Contrary to what Kenney and his enthusiasts would like to believe, the demographic of Albertans who genuinely think Notley and the NDP are radical socialists trying to abolish private property and/or turn their children trans is pretty limited in size (if not in noise).
Which is the other weird thing about this: Kenney is a much better fit for the Wildrose than the Alberta Tories. This is a man who has recently been warning people that communist hipsters are making gulags cool and that the province's effort to make the school system less nightmarish for LGBTQ kids is "radical social engineering." He has been vocally pro-life in the past, defying Harper's desire to keep that shit on the down-low. As Minister of Immigration and Citizenship, Kenney was responsible for slashing health benefits for refugees and helping whip the country into a frenzy last fall over niqabs, barbaric cultural practices, and the jihadi fifth column in our midst.
Basically, what I'm saying is that this guy is really right-wing. Even by Alberta standards.

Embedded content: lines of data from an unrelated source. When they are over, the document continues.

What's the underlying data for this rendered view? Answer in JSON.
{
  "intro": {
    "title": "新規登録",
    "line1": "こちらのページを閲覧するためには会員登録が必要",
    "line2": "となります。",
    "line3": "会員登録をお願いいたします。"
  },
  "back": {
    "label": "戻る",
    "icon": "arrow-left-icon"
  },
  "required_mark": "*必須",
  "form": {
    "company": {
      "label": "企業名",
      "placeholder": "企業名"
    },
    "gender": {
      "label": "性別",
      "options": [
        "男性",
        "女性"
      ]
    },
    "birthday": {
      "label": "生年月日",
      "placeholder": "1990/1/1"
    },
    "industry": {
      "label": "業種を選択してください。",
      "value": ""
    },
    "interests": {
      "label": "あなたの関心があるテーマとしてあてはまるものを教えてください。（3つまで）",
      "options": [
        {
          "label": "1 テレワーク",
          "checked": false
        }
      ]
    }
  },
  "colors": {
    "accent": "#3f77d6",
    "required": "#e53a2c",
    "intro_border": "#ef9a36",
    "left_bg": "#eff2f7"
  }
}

The key to bringing the extended family of Albertan conservatives together into one big tent is the economic pitch; you won't get everyone to agree about the Gay Agenda or the Mohammedan Peril but you can probably get everyone to agree that the government should back off business. Kenney laid this out in his leadership opener when he came out swinging against the NDP's carbon tax and by wrapping himself in the words "free enterprise," which in Alberta is code for making the provincial state the handmaiden of the petroleum industry above all else.

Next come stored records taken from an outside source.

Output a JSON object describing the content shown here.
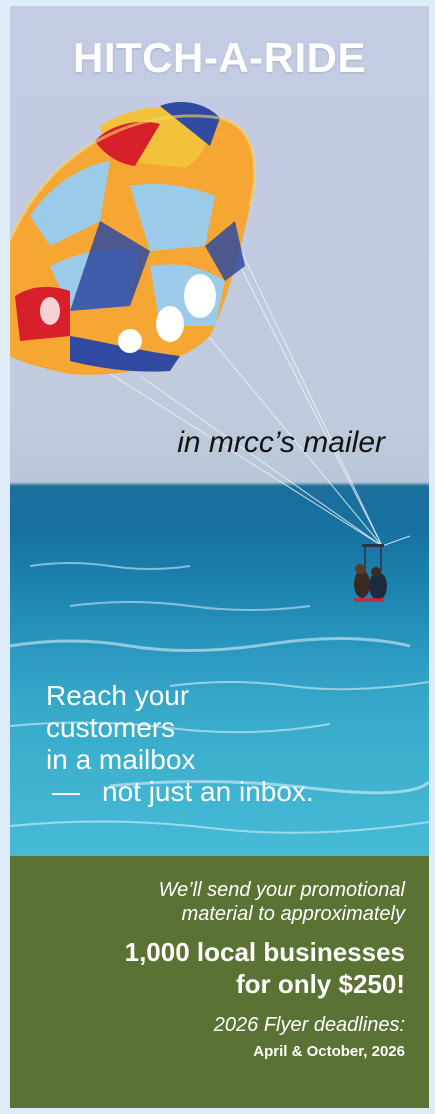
{
  "ad": {
    "headline": "HITCH-A-RIDE",
    "subhead": "in mrcc’s mailer",
    "reach_lines": [
      "Reach your",
      "customers",
      "in a mailbox"
    ],
    "reach_dash": "—",
    "reach_last": "not just an inbox.",
    "intro_lines": [
      "We’ll send your promotional",
      "material to approximately"
    ],
    "offer_lines": [
      "1,000 local businesses",
      "for only $250!"
    ],
    "deadline_label": "2026 Flyer deadlines:",
    "deadline_dates": "April & October, 2026"
  },
  "colors": {
    "sky": "#c2cbe2",
    "sea_deep": "#17709f",
    "sea_light": "#45bad5",
    "info_panel": "#5a7233",
    "page_bg": "#ddecf6"
  },
  "image": {
    "subject": "parasail-photo",
    "parachute_colors": [
      "#f6a632",
      "#f2c33a",
      "#9ccbea",
      "#2f4aa0",
      "#d8202a"
    ]
  }
}
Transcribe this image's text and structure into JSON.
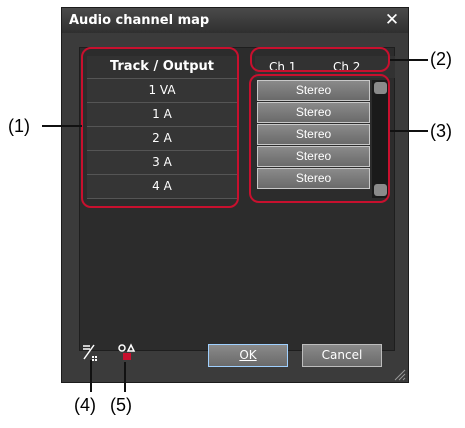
{
  "dialog": {
    "title": "Audio channel map",
    "close_glyph": "✕"
  },
  "track_table": {
    "header": "Track / Output",
    "rows": [
      "1 VA",
      "1 A",
      "2 A",
      "3 A",
      "4 A"
    ]
  },
  "channel_header": {
    "ch1": "Ch 1",
    "ch2": "Ch 2"
  },
  "channel_cells": [
    "Stereo",
    "Stereo",
    "Stereo",
    "Stereo",
    "Stereo"
  ],
  "buttons": {
    "ok": "OK",
    "cancel": "Cancel"
  },
  "icons": {
    "left": "stereo-mono-toggle-icon",
    "right": "routing-preset-icon"
  },
  "callouts": [
    "(1)",
    "(2)",
    "(3)",
    "(4)",
    "(5)"
  ],
  "colors": {
    "callout": "#c8102e",
    "dialog_bg": "#3b3b3b",
    "ok_focus": "#9fd0ff"
  }
}
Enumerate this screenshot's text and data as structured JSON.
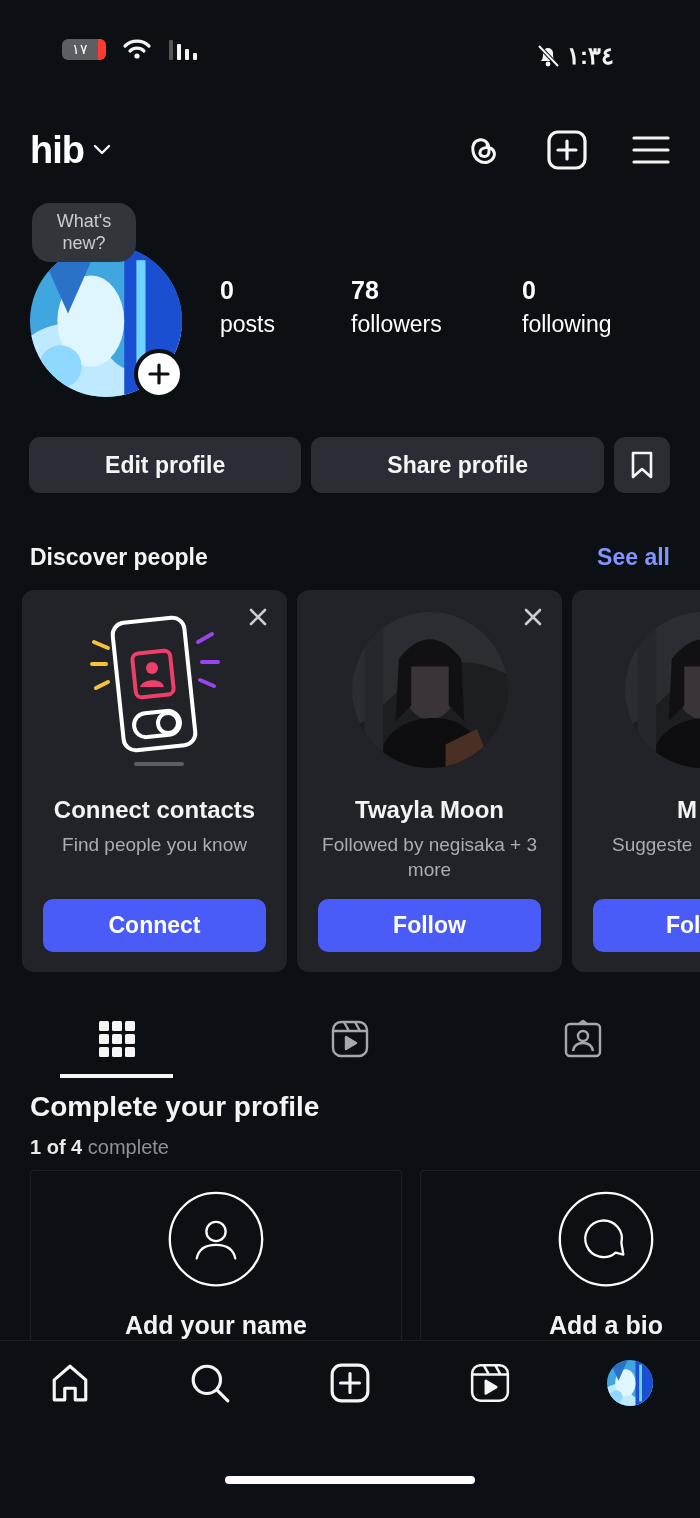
{
  "status_bar": {
    "battery": "١٧",
    "time": "١:٣٤"
  },
  "header": {
    "username": "hib"
  },
  "profile": {
    "tooltip": "What's new?",
    "stats": [
      {
        "value": "0",
        "label": "posts"
      },
      {
        "value": "78",
        "label": "followers"
      },
      {
        "value": "0",
        "label": "following"
      }
    ]
  },
  "actions": [
    "Edit profile",
    "Share profile"
  ],
  "discover": {
    "title": "Discover people",
    "link": "See all",
    "cards": [
      {
        "kind": "contacts",
        "name": "Connect contacts",
        "subtitle": "Find people you know",
        "button": "Connect",
        "dismissible": true
      },
      {
        "kind": "person",
        "name": "Twayla Moon",
        "subtitle": "Followed by negisaka + 3 more",
        "button": "Follow",
        "dismissible": true
      },
      {
        "kind": "partial",
        "name": "M",
        "subtitle": "Suggeste",
        "button": "Fol",
        "dismissible": false
      }
    ]
  },
  "tabs": [
    {
      "kind": "grid",
      "selected": true
    },
    {
      "kind": "reels",
      "selected": false
    },
    {
      "kind": "tagged",
      "selected": false
    }
  ],
  "complete": {
    "title": "Complete your profile",
    "progress": "**1 of 4** complete",
    "cards": [
      {
        "kind": "name",
        "label": "Add your name"
      },
      {
        "kind": "bio",
        "label": "Add a bio"
      }
    ]
  },
  "bottom_nav": [
    {
      "kind": "home"
    },
    {
      "kind": "search"
    },
    {
      "kind": "create"
    },
    {
      "kind": "reels"
    },
    {
      "kind": "profile"
    }
  ]
}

But the more he says and does things that suggest he can't tell the difference between Rachel Notley and Naomi Klein, or that he's not cool with LGBTQ rights in schools or abortion, the more he risks alienating as many potential supporters as he'd bring together. Even Stephen Harper had that much figured out.
It also doesn't help that the PC party, as a certifiable political dinosaur, will be choosing its next leader through a delegated convention as opposed to having the grassroots vote directly. And if Calgary MLA Sandra Jansen is any indication, there are more than enough progressive-minded people in the party apparatus to put the kibosh on Kenney's kamikaze run—even with his campaign spending advantage and his lucrative federal salary. Not all Tories are excited at the prospect of melting the party down and recasting it as Wildrose Plus: The Jason Kenney & DerekFildebrandt Show.
The stakes are obviously very high for conservatives in Alberta right now. You can tell from the absolute hysteria they've been going through since May 2015, from George Clark's #kudatah to all the upstart protest parties and citizens' coalitions and think-tanks desperately seeking to Unite The Right.
For almost 80 years, "Alberta" was synonymous with "conservative." For many, it still is. But that association is in danger the longer Rachel Notley holds court in Edmonton. That's why Kenney's return is so important. A conservative win in 2019 needs to retroactively prove that the 2015 election really was an accident, that an NDP government is some hideous fluke made possibly only because conservatives—Alberta's silent majority, the real masters of the province—couldn't get their shit together. The alternative is unthinkable: that the province really has changed, and that social conservatism in Alberta is dead as a political force.
The Jason Kenney leadership campaign and the cause it hopes to champion isn't asking us to Make Alberta Great Again; not really. It's actually giving voice to a deeper, more desperate and existential question: where have all the cowboys gone?